Does the idea of your DJ playing the hokey pokey at your wedding make you cringe? Please let me introduce you to my good friend, the “Do Not Play” list.
Hey friends it’s Franco here with Show Me Sound bringing you another episode of Wedding Tip Wednesdays.
I just wrapped up my first wedding since February over the weekend, and it feels great to be back.
Congratulations Collin and Candice, thanks again for letting me be a part of your special day.
Today we are covering one of the most valuable wedding planning assets you have in your arsenal, the “do not play” list.
What is the Do Not Play list?
Your “do not play” list is essentially the opposite of your song request list. This is a list of songs, artists, and genres you want to avoid hearing at all costs during your wedding.
When you hire a DJ for your wedding, most of the time they will ask you what songs you’d like played, but less frequently will they ask you what songs they shouldn’t play, which is why you should take the initiative to bring this up.
One of the benefits of hiring a DJ is the versatility in the music that gets played throughout the night. There are nearly unlimited options, don’t waste a single minute of your wedding’s soundtrack on something you don’t like.
Why is the “Do Not Play” list important?
Musical taste is a funny thing. Just because you hear nails on a chalkboard every time you hear someone sing, doesn’t mean your DJ isn’t fond of that particular artist.
Without this extra bit of information, music selection is left to your DJ’s assumption of what they think fits your musical preferences, and what will keep the dance floor moving.
This list doesn’t have to be all encompassing, but just like your song request list, the more details you provide on your “do not play” list, the better chance you have of hearing your ideal wedding soundtrack.
What could happen without the “Do Not Play” list?
Let’s pretend you’ve opted to allow your guests to make song requests. Your DJ is your musical gatekeeper, but there is definitely a grey area when it comes to the songs that aren’t on your request list.
Most of the time your request list will not be all-encompassing, so if one of your guests asks your DJ to play a song they think fits the vibe, they will play it. This could include something you really don’t want to hear.
If you equip your DJ with a “do not play” list, it makes it way easier for them to turn down requests that you don’t want to hear.
As DJs, we are always watching reactions from the dance floor to help dictate where we go next musically. How awkward it would be if your DJ is playing a genre you don’t like, but the rest of your wedding is having a great time.

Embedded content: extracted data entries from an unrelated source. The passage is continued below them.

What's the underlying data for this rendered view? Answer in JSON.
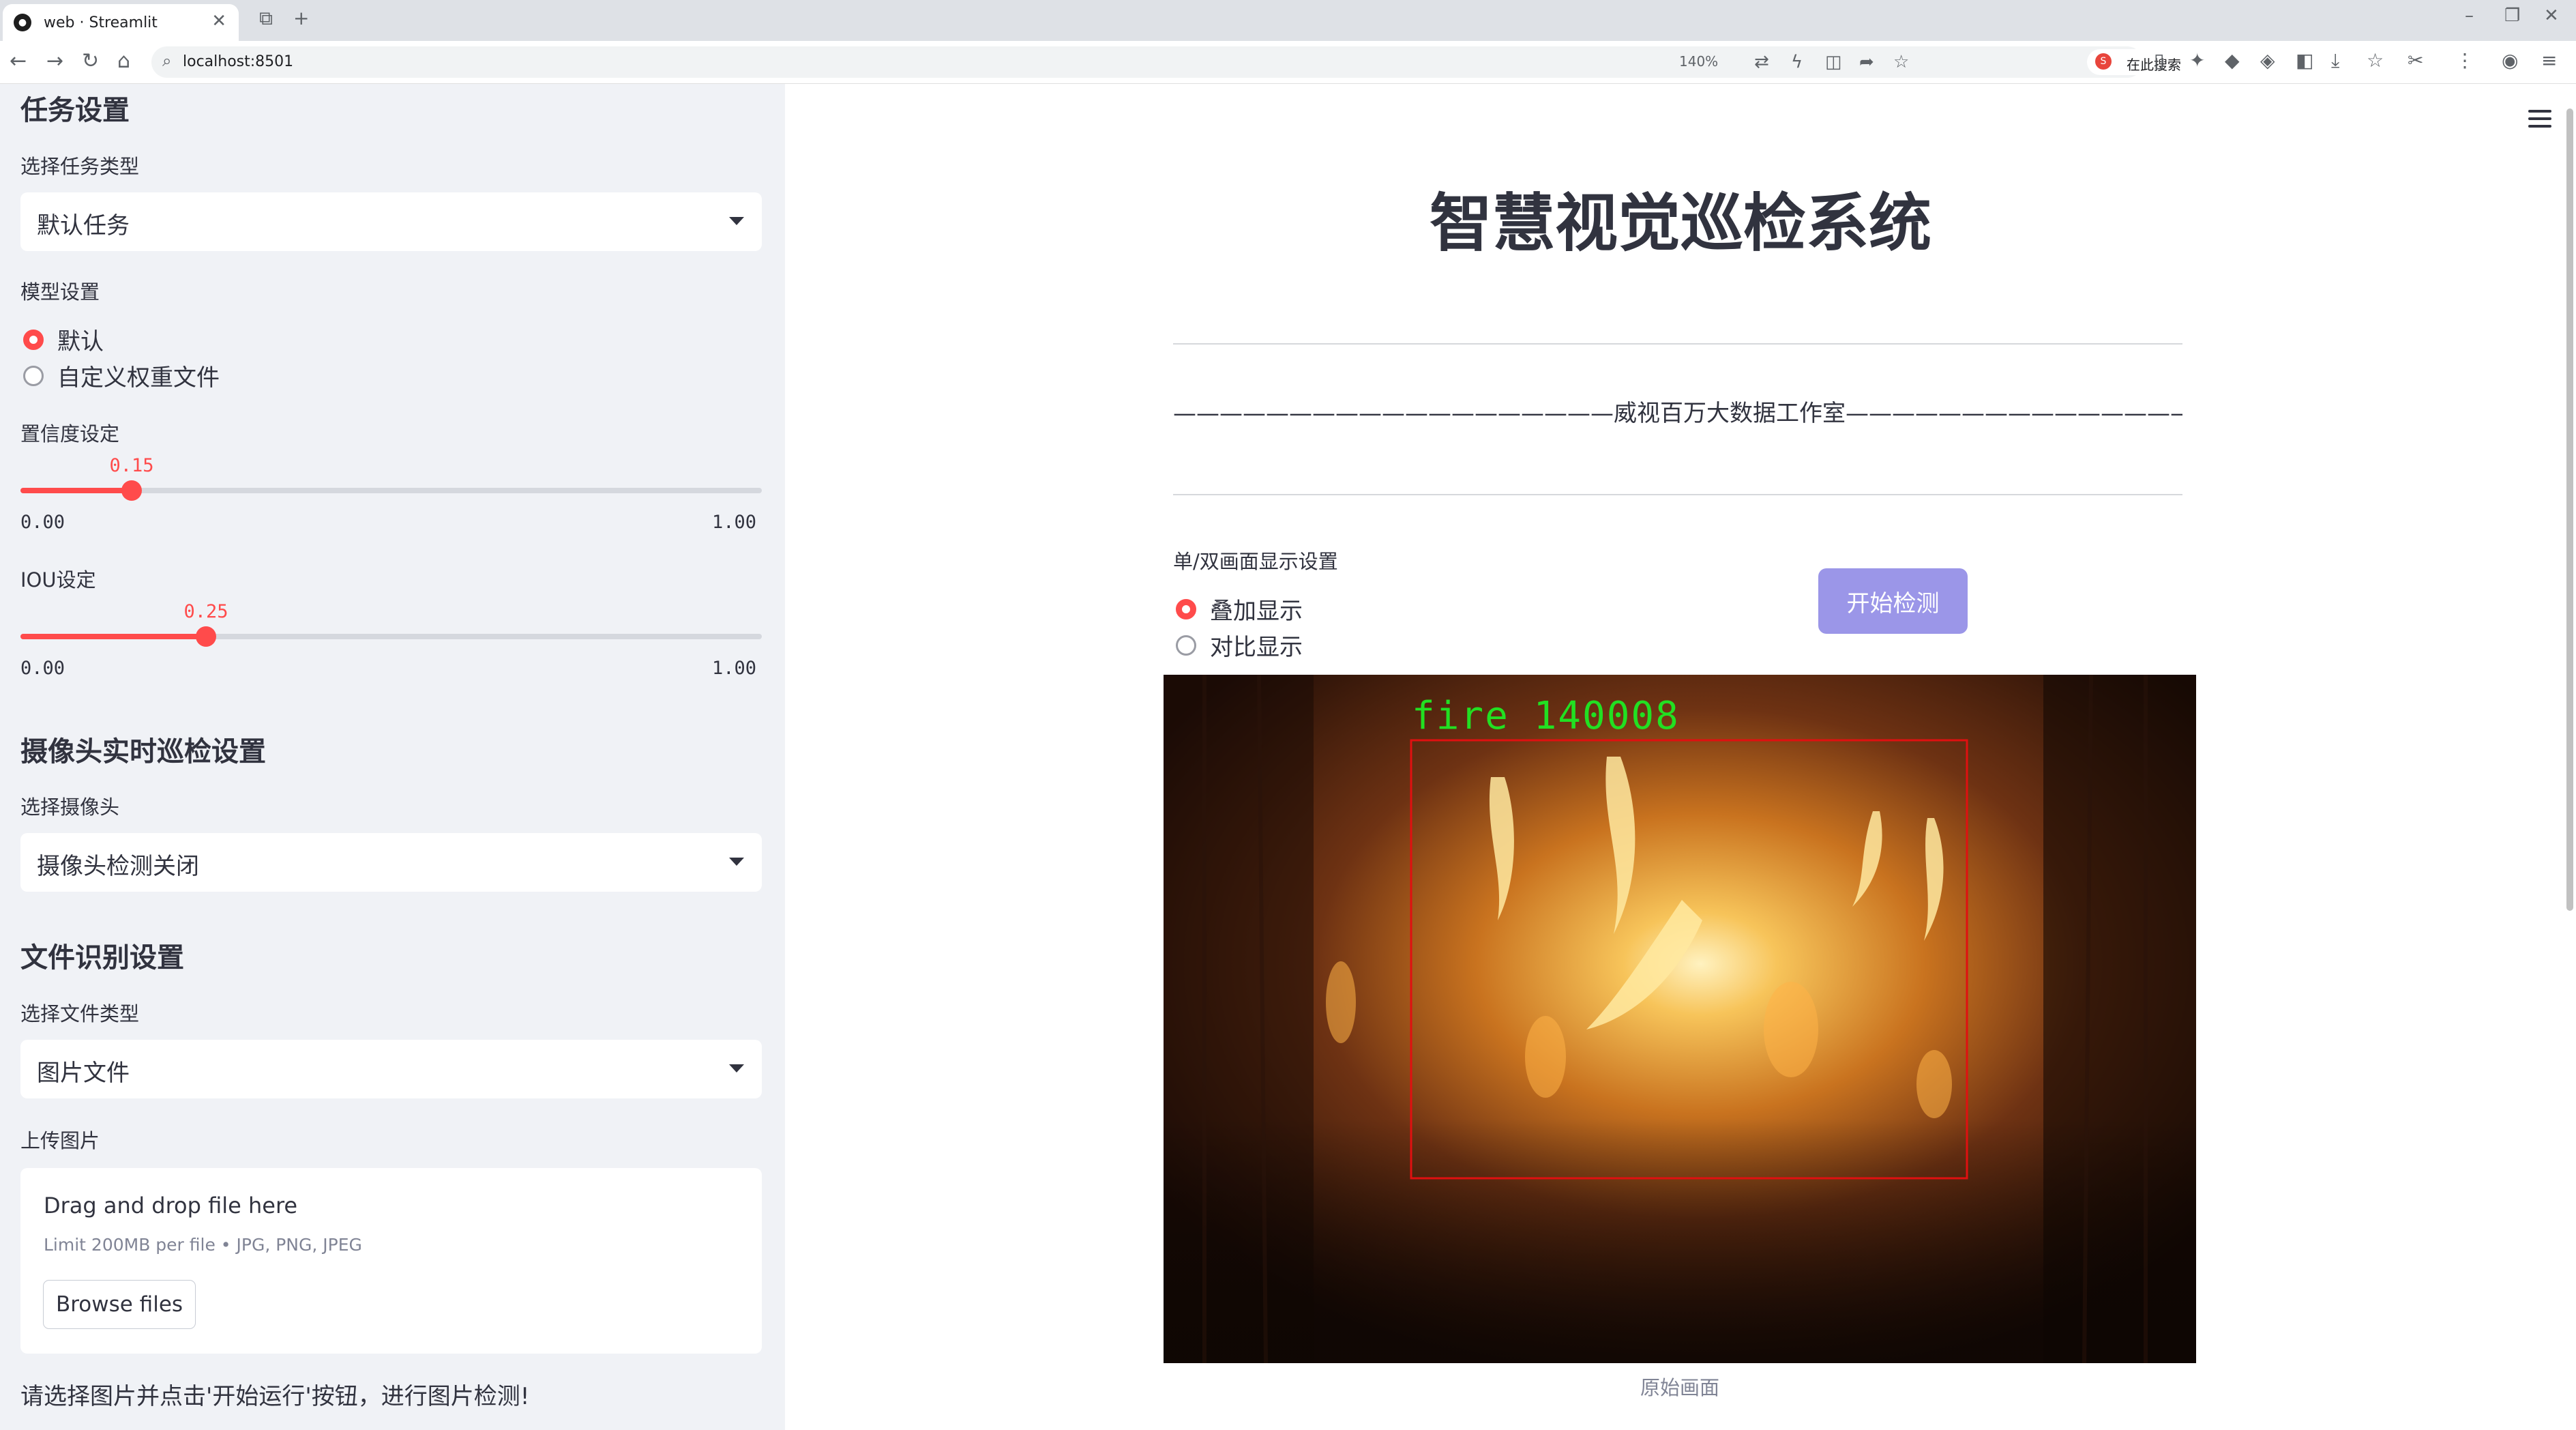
{
  "browser": {
    "tab_title": "web · Streamlit",
    "url": "localhost:8501",
    "zoom": "140%",
    "search_placeholder": "在此搜索"
  },
  "sidebar": {
    "task_section_title": "任务设置",
    "task_type_label": "选择任务类型",
    "task_type_value": "默认任务",
    "model_label": "模型设置",
    "model_options": [
      {
        "label": "默认",
        "checked": true
      },
      {
        "label": "自定义权重文件",
        "checked": false
      }
    ],
    "confidence": {
      "label": "置信度设定",
      "value": 0.15,
      "display": "0.15",
      "min": "0.00",
      "max": "1.00"
    },
    "iou": {
      "label": "IOU设定",
      "value": 0.25,
      "display": "0.25",
      "min": "0.00",
      "max": "1.00"
    },
    "camera_section_title": "摄像头实时巡检设置",
    "camera_label": "选择摄像头",
    "camera_value": "摄像头检测关闭",
    "file_section_title": "文件识别设置",
    "file_type_label": "选择文件类型",
    "file_type_value": "图片文件",
    "upload_label": "上传图片",
    "uploader": {
      "title": "Drag and drop file here",
      "limit": "Limit 200MB per file • JPG, PNG, JPEG",
      "button": "Browse files"
    },
    "note": "请选择图片并点击'开始运行'按钮，进行图片检测!"
  },
  "main": {
    "title": "智慧视觉巡检系统",
    "subtitle": "———————————————————威视百万大数据工作室————————————————————",
    "display_label": "单/双画面显示设置",
    "display_options": [
      {
        "label": "叠加显示",
        "checked": true
      },
      {
        "label": "对比显示",
        "checked": false
      }
    ],
    "start_button": "开始检测",
    "detection_label": "fire 140008",
    "image_caption": "原始画面",
    "colors": {
      "accent": "#ff4b4b",
      "button": "#9b96e8",
      "box": "#e01010",
      "label": "#22e022"
    }
  }
}
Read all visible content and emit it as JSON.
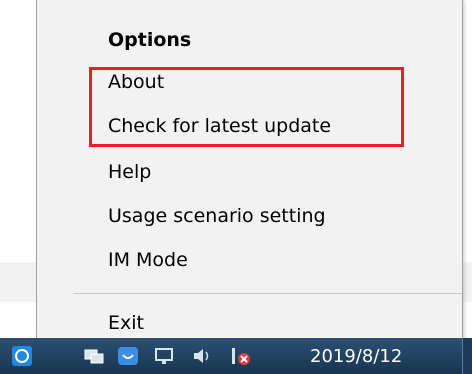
{
  "menu": {
    "items": [
      {
        "label": "Options"
      },
      {
        "label": "About"
      },
      {
        "label": "Check for latest update"
      },
      {
        "label": "Help"
      },
      {
        "label": "Usage scenario setting"
      },
      {
        "label": "IM Mode"
      },
      {
        "label": "Exit"
      }
    ]
  },
  "taskbar": {
    "clock_date": "2019/8/12"
  },
  "annotation": {
    "highlight_color": "#e8202a"
  }
}
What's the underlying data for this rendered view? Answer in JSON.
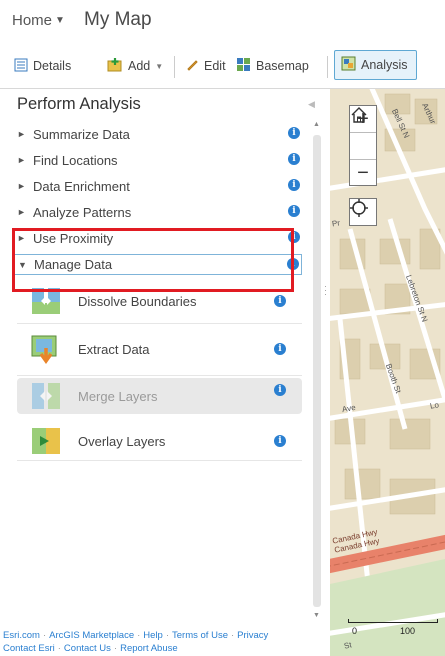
{
  "header": {
    "home_label": "Home",
    "map_title": "My Map"
  },
  "toolbar": {
    "details_label": "Details",
    "add_label": "Add",
    "edit_label": "Edit",
    "basemap_label": "Basemap",
    "analysis_label": "Analysis"
  },
  "panel": {
    "title": "Perform Analysis",
    "categories": [
      {
        "label": "Summarize Data"
      },
      {
        "label": "Find Locations"
      },
      {
        "label": "Data Enrichment"
      },
      {
        "label": "Analyze Patterns"
      },
      {
        "label": "Use Proximity"
      },
      {
        "label": "Manage Data"
      }
    ],
    "tools": [
      {
        "label": "Dissolve Boundaries"
      },
      {
        "label": "Extract Data"
      },
      {
        "label": "Merge Layers"
      },
      {
        "label": "Overlay Layers"
      }
    ],
    "info_glyph": "i"
  },
  "map": {
    "streets": [
      "Bell St N",
      "Arthur",
      "Lebreton St N",
      "Booth St",
      "Ave",
      "Lo",
      "Canada Hwy",
      "Canada Hwy",
      "St",
      "Pr"
    ],
    "scale": {
      "start": "0",
      "end": "100"
    }
  },
  "footer": {
    "links_row1": [
      "Esri.com",
      "ArcGIS Marketplace",
      "Help",
      "Terms of Use",
      "Privacy"
    ],
    "links_row2": [
      "Contact Esri",
      "Contact Us",
      "Report Abuse"
    ]
  },
  "colors": {
    "highlight": "#e11b22",
    "accent": "#2a7fd0",
    "map_base": "#ece3cc",
    "highway": "#e8826a"
  }
}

Most DJs will see this kind of crowd reaction as encouragement to continue playing similar music. Yes, your guests might be having fun, but don’t let it be at the expense of you listening to music you’d rather not hear.
I’ve learned to keep my musical preferences out of the planning, and instead tell couples what I’m most comfortable playing.
As a DJ, it’s our job to entertain you and your guests. If the “chicken dance” if your jam, and it’s going to bring you happiness to hear it at your wedding, I will play that chicken dance.
If I could sum everything up into one giant takeaway, it’s this. The more information you give your DJ, whether that be songs you want or DON’T want to hear, the happier you will be with the final result.